The President-elect has made numerous statements designed to re-assure them and their corporate paymasters that ‘business’ – such as it is – will continue as usual. In that sense, they will expect a ‘return to normalcy’ that will cast him as some combination of Harding and Coolidge, even as the Identities expect him to now ram along their still-unfulfilled agendas as if he were a combination of Lincoln, LBJ, and whatever they think Bobby Kennedy might have been had he lived to occupy the Oval Office.

Whether he intends to be bound by all those promises – express or implied – and whether if he doesn’t so intend he has the personal and political chops to embark on a rather different course … is very much the question. Carter was hamstrung by Tip O’Neill, who then sold himself and his Party colleagues both to the corporations and to the Republicans, who were in the process of self-degenerating under the guidance of Lee Atwater, whose professional spawn bethump Us still.

Mr. Biden has been a player in the tawdry Capitol Hill game for his entire career and knows nothing else. Whether he can – or will want to – assist in seriously addressing the great tasks lying before them and all of Us … is another question.

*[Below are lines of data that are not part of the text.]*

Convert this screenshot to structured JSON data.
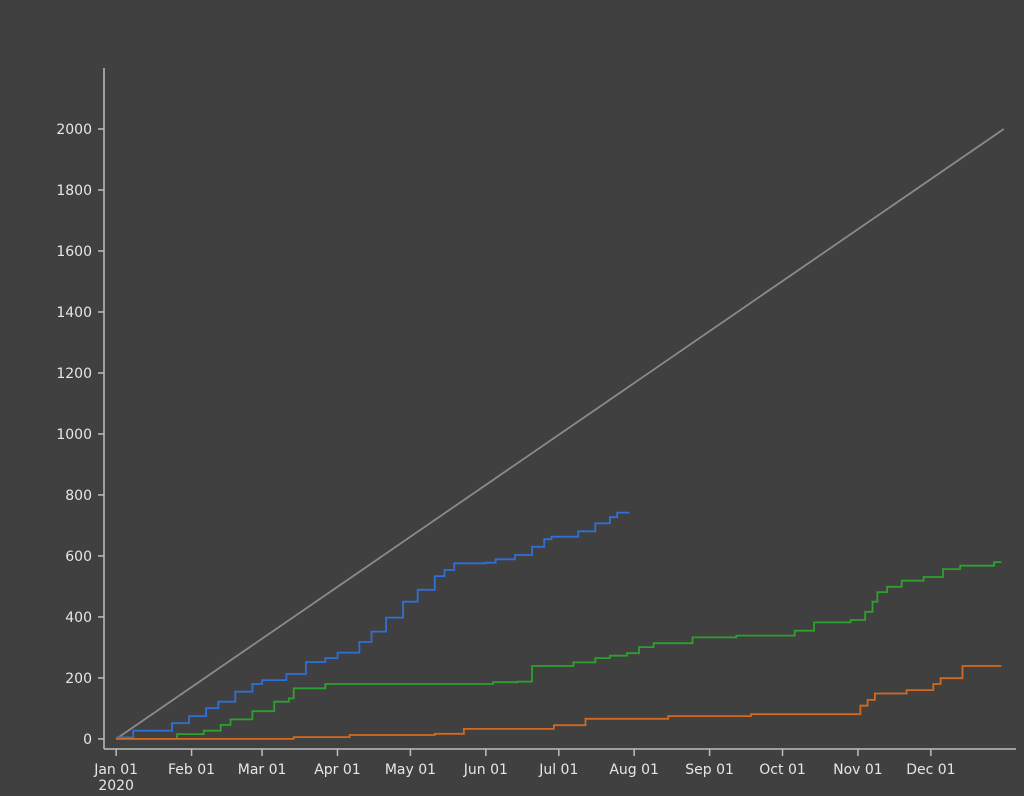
{
  "chart_data": {
    "type": "line",
    "title": "",
    "xlabel": "",
    "ylabel": "",
    "xlim": [
      "2019-12-27",
      "2021-01-05"
    ],
    "ylim": [
      -33,
      2200
    ],
    "grid": false,
    "background": "#404040",
    "x_ticks": [
      {
        "date": "2020-01-01",
        "label": "Jan 01",
        "sub": "2020"
      },
      {
        "date": "2020-02-01",
        "label": "Feb 01"
      },
      {
        "date": "2020-03-01",
        "label": "Mar 01"
      },
      {
        "date": "2020-04-01",
        "label": "Apr 01"
      },
      {
        "date": "2020-05-01",
        "label": "May 01"
      },
      {
        "date": "2020-06-01",
        "label": "Jun 01"
      },
      {
        "date": "2020-07-01",
        "label": "Jul 01"
      },
      {
        "date": "2020-08-01",
        "label": "Aug 01"
      },
      {
        "date": "2020-09-01",
        "label": "Sep 01"
      },
      {
        "date": "2020-10-01",
        "label": "Oct 01"
      },
      {
        "date": "2020-11-01",
        "label": "Nov 01"
      },
      {
        "date": "2020-12-01",
        "label": "Dec 01"
      }
    ],
    "y_ticks": [
      0,
      200,
      400,
      600,
      800,
      1000,
      1200,
      1400,
      1600,
      1800,
      2000
    ],
    "series": [
      {
        "color": "#8a8a8a",
        "step": false,
        "points": [
          [
            "2020-01-01",
            0
          ],
          [
            "2020-12-31",
            2000
          ]
        ]
      },
      {
        "color": "#2f6fd6",
        "step": true,
        "points": [
          [
            "2020-01-01",
            5
          ],
          [
            "2020-01-08",
            27
          ],
          [
            "2020-01-24",
            52
          ],
          [
            "2020-01-31",
            75
          ],
          [
            "2020-02-07",
            101
          ],
          [
            "2020-02-12",
            122
          ],
          [
            "2020-02-19",
            155
          ],
          [
            "2020-02-26",
            180
          ],
          [
            "2020-03-01",
            193
          ],
          [
            "2020-03-11",
            213
          ],
          [
            "2020-03-19",
            252
          ],
          [
            "2020-03-27",
            265
          ],
          [
            "2020-04-01",
            283
          ],
          [
            "2020-04-10",
            318
          ],
          [
            "2020-04-15",
            352
          ],
          [
            "2020-04-21",
            398
          ],
          [
            "2020-04-28",
            450
          ],
          [
            "2020-05-04",
            489
          ],
          [
            "2020-05-11",
            534
          ],
          [
            "2020-05-15",
            554
          ],
          [
            "2020-05-19",
            576
          ],
          [
            "2020-06-01",
            578
          ],
          [
            "2020-06-05",
            589
          ],
          [
            "2020-06-13",
            603
          ],
          [
            "2020-06-20",
            630
          ],
          [
            "2020-06-25",
            655
          ],
          [
            "2020-06-28",
            663
          ],
          [
            "2020-07-09",
            681
          ],
          [
            "2020-07-16",
            707
          ],
          [
            "2020-07-22",
            727
          ],
          [
            "2020-07-25",
            742
          ],
          [
            "2020-07-30",
            742
          ]
        ]
      },
      {
        "color": "#2ea02e",
        "step": true,
        "points": [
          [
            "2020-01-01",
            0
          ],
          [
            "2020-01-26",
            16
          ],
          [
            "2020-02-06",
            27
          ],
          [
            "2020-02-13",
            46
          ],
          [
            "2020-02-17",
            64
          ],
          [
            "2020-02-26",
            91
          ],
          [
            "2020-03-06",
            122
          ],
          [
            "2020-03-12",
            133
          ],
          [
            "2020-03-14",
            166
          ],
          [
            "2020-03-27",
            180
          ],
          [
            "2020-06-04",
            186
          ],
          [
            "2020-06-14",
            188
          ],
          [
            "2020-06-20",
            239
          ],
          [
            "2020-07-07",
            251
          ],
          [
            "2020-07-16",
            265
          ],
          [
            "2020-07-22",
            273
          ],
          [
            "2020-07-29",
            281
          ],
          [
            "2020-08-03",
            301
          ],
          [
            "2020-08-09",
            314
          ],
          [
            "2020-08-25",
            333
          ],
          [
            "2020-09-12",
            339
          ],
          [
            "2020-10-06",
            355
          ],
          [
            "2020-10-14",
            382
          ],
          [
            "2020-10-29",
            390
          ],
          [
            "2020-11-04",
            417
          ],
          [
            "2020-11-07",
            450
          ],
          [
            "2020-11-09",
            481
          ],
          [
            "2020-11-13",
            499
          ],
          [
            "2020-11-19",
            519
          ],
          [
            "2020-11-28",
            531
          ],
          [
            "2020-12-06",
            557
          ],
          [
            "2020-12-13",
            568
          ],
          [
            "2020-12-27",
            580
          ],
          [
            "2020-12-30",
            580
          ]
        ]
      },
      {
        "color": "#d2691e",
        "step": true,
        "points": [
          [
            "2020-01-01",
            0
          ],
          [
            "2020-03-14",
            6
          ],
          [
            "2020-04-06",
            13
          ],
          [
            "2020-05-11",
            17
          ],
          [
            "2020-05-23",
            33
          ],
          [
            "2020-06-29",
            45
          ],
          [
            "2020-07-12",
            66
          ],
          [
            "2020-08-15",
            75
          ],
          [
            "2020-09-18",
            81
          ],
          [
            "2020-11-02",
            109
          ],
          [
            "2020-11-05",
            128
          ],
          [
            "2020-11-08",
            149
          ],
          [
            "2020-11-21",
            160
          ],
          [
            "2020-12-02",
            180
          ],
          [
            "2020-12-05",
            199
          ],
          [
            "2020-12-14",
            239
          ],
          [
            "2020-12-30",
            239
          ]
        ]
      }
    ]
  }
}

And whether We can pull together sufficiently to once again make Our interests heard on Capitol Hill is another question. The Advocacies of the Identities are not speaking for the interests of the American common weal and We have no time now to regret ever assuming that they were.

It’s been a long sixty years. This nation has made some stupendously bad calls.

The incoming Administration will indeed be ‘historic’. It will be the first Administration ever to preside in an America that is in clearly visible trouble and – it has to be said – decline. So much remains to be done.

That should be enough ‘history’ for anybody.